Paranoid ist das Wort dafür. Und das ist dieses Buch auch: paranoid, obsessiv und schwarz. Auch die im Thriller-Genre übliche moralische Empörung fehlt nicht. Doch der Protagonist Edward Dunford ist ebenso ehrgeizig wie moralisch, ebenso obsessiv wie rücksichtslos: Die Gewalt holt ihn ein, und er wird ein Teil von ihr.

Vor der Folie des von Peace so brillant geschilderten provinziellen Alltagslebens mit seinen familiären Pflichten, den Männergesprächen in der Kneipe, dem Respekt vor den Honoratioren und der Atmosphäre gleichförmiger Reihenhaussiedlungen bekommen die üppig ausgemalten surrealen Schreckensbilder von Sex, Terror und Gewalt eine Intensität, die alles andere in den Schatten stellt. Blutige Alpträume von fiebriger Farbigkeit bilden die unangenehmen Höhepunkte dieses Buches, von dem dennoch gesagt werden muss, dass es, von seinen schriftstellerischen Qualitäten her, wirklich gut ist – geschrieben in einer Sprache, die das triviale Niveau weit überschreitet. Das Problem ist, dass der Autor mit seinem Buch eben auch den moralischen Anspruch stellt, gut zu sein.

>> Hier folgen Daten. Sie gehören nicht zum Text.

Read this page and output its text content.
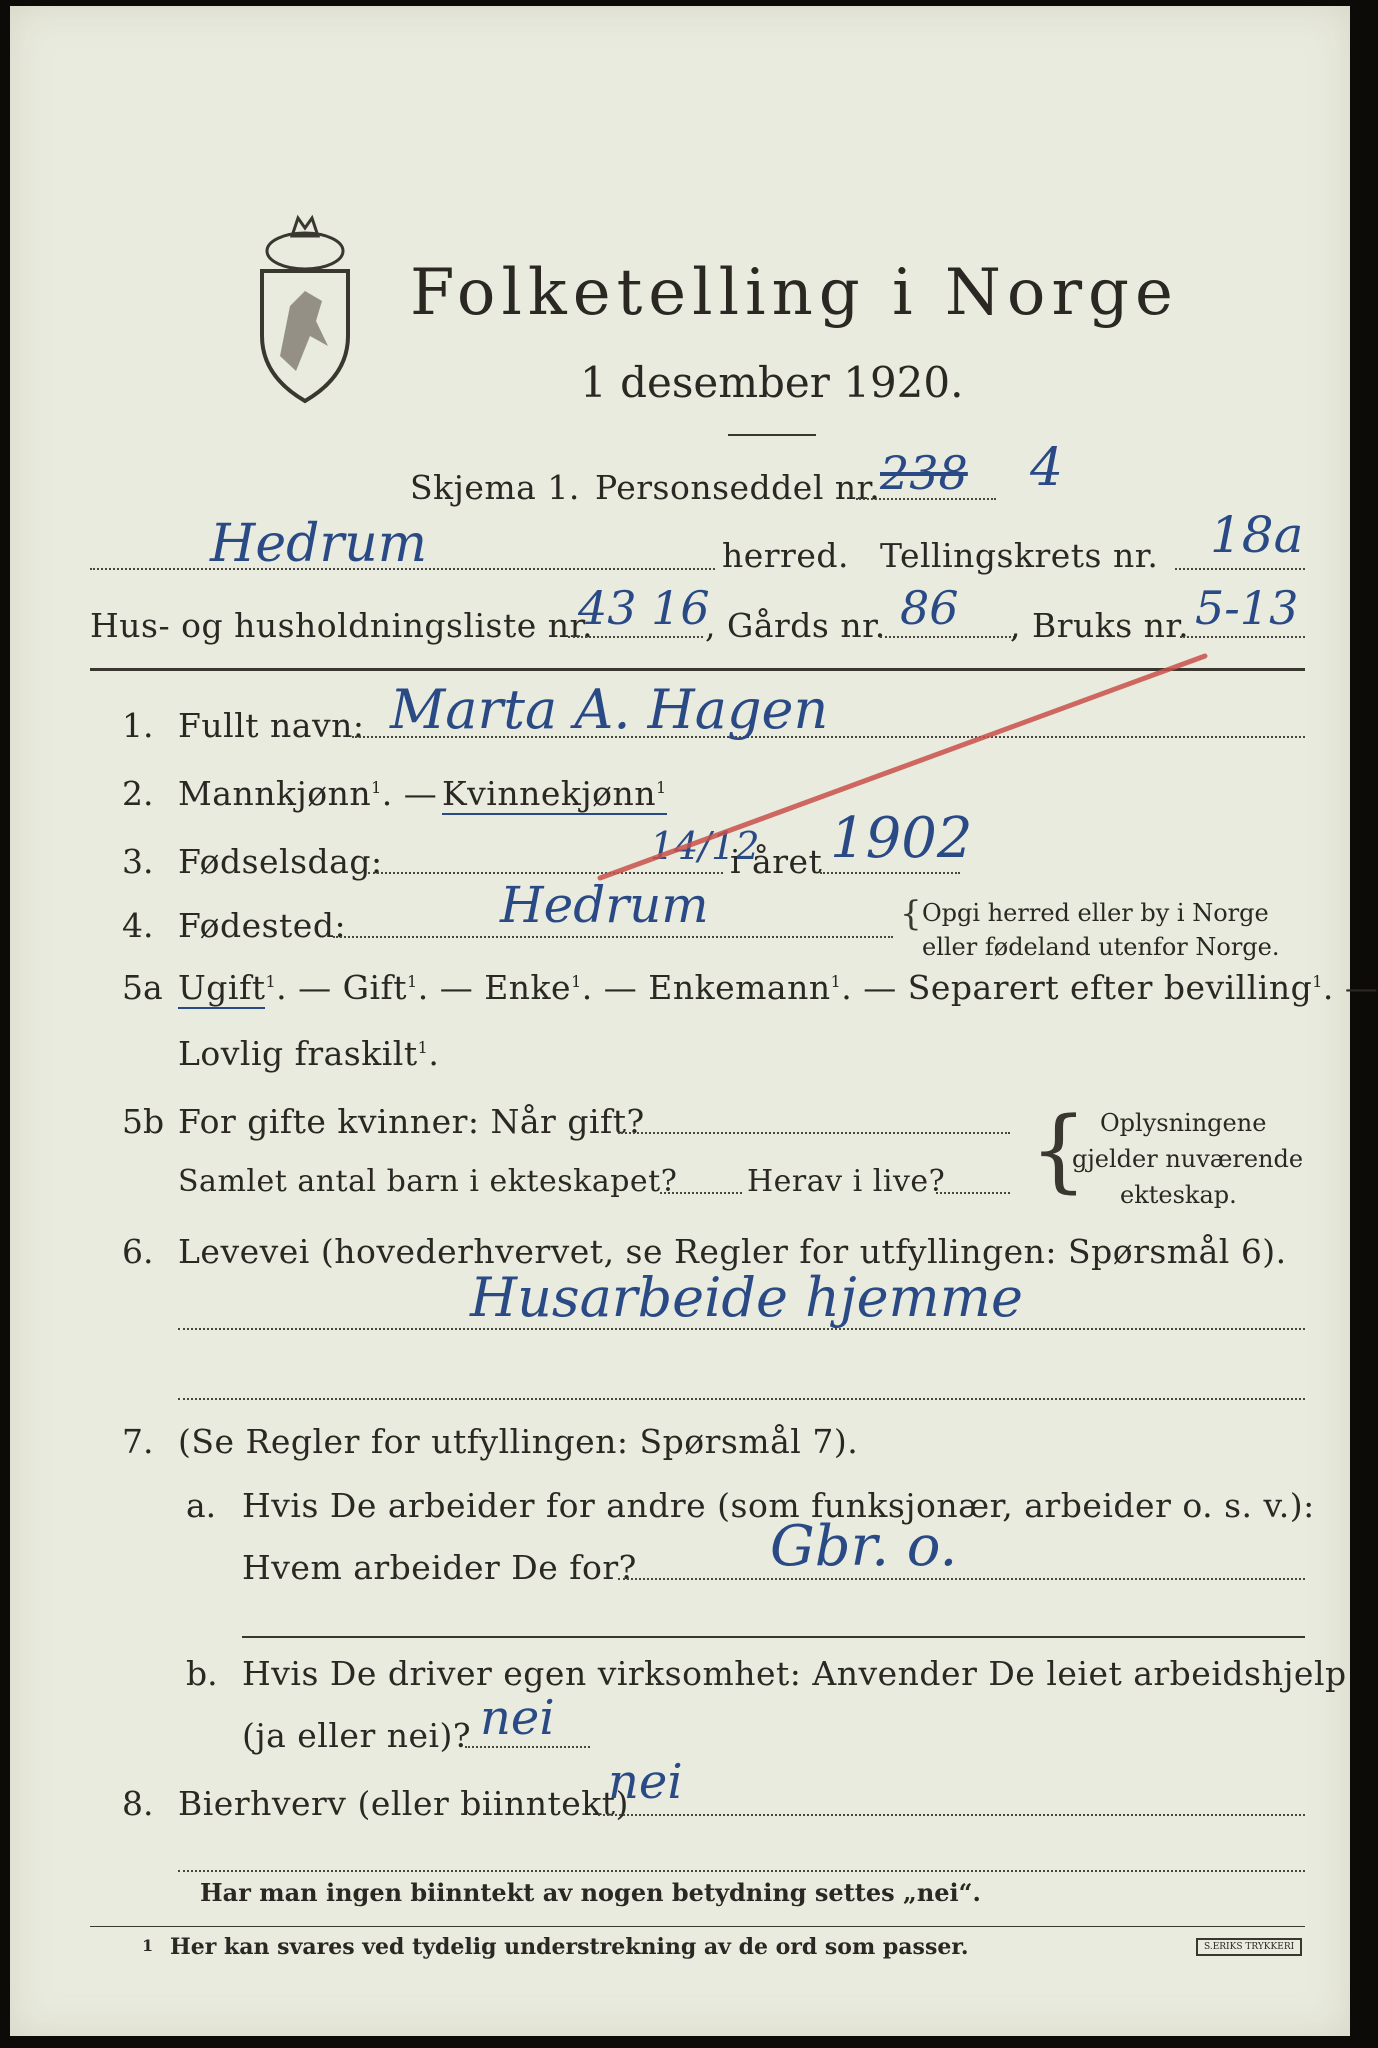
Folketelling i Norge
1 desember 1920.
Skjema 1. Personseddel nr. 238 4
Hedrum	herred. Tellingskrets nr. 18a
Hus- og husholdningsliste nr.
43 16
, Gårds nr. 86 , Bruks nr. 5-13
1. Fullt navn: Marta A. Hagen
2. Mannkjønn$^1$. — Kvinnekjønn$^1$
3. Fødselsdag:	14/12
i året 1902
4. Fødested:	Hedrum	{ Opgi herred eller by i Norge
eller fødeland utenfor Norge.
5a Ugift$^1$. — Gift$^1$. — Enke$^1$. — Enkemann$^1$. — Separert efter bevilling$^1$. —
Lovlig fraskilt$^1$.
5b For gifte kvinner: Når gift?
Samlet antal barn i ekteskapet? Herav i live? { Oplysningene
gjelder nuværende
ekteskap.
6. Levevei (hovederhvervet, se Regler for utfyllingen: Spørsmål 6).
Husarbeide hjemme
7. (Se Regler for utfyllingen: Spørsmål 7).
a. Hvis De arbeider for andre (som funksjonær, arbeider o. s. v.):
Hvem arbeider De for? Gbr. o.
b. Hvis De driver egen virksomhet: Anvender De leiet arbeidshjelp
(ja eller nei)? nei
8. Bierhverv (eller biinntekt)
nei
Har man ingen biinntekt av nogen betydning settes „nei“.
1 Her kan svares ved tydelig understrekning av de ord som passer.	S.ERIKS TRYKKERI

Die Behauptung, die Fehler und Sünden einer Gesellschaft müssten - zu deren Besten natürlich – entlarvt werden, indem man, beispielsweise, Korruption und Frauenfeindlichkeit möglichst drastisch und explizit darstellt, kann ausgesprochen heuchlerisch sein. Die Schilderung der Jämmerlichkeit erpressbarer Politiker, die mit heruntergelassener Hose erwischt werden, oder Szenen sexueller Gewalt gegen Frauen und Kinder dienen kaum dem Willen zur Veränderung gesellschaftlicher Bedingungen. Dergleichen dient – bestenfalls – dem Willen, offenen Auges in die Abgründe menschlicher Destruktivität zu blicken. Dann weiß man, dass das, was sich Menschen ausdenken, auch geschehen kann. Aber das wusste man schon.

Dieses Buch ist nicht das Ergebnis moralischer Überlegungen sondern einer Obsession. Und es ist dementsprechend packend und abstoßend, unerträglich und faszinierend.

David Peace: 1974
Roman. Aus dem Englischen von Peter Torberg
Verlag liebeskind, 2005. geb. 380 S.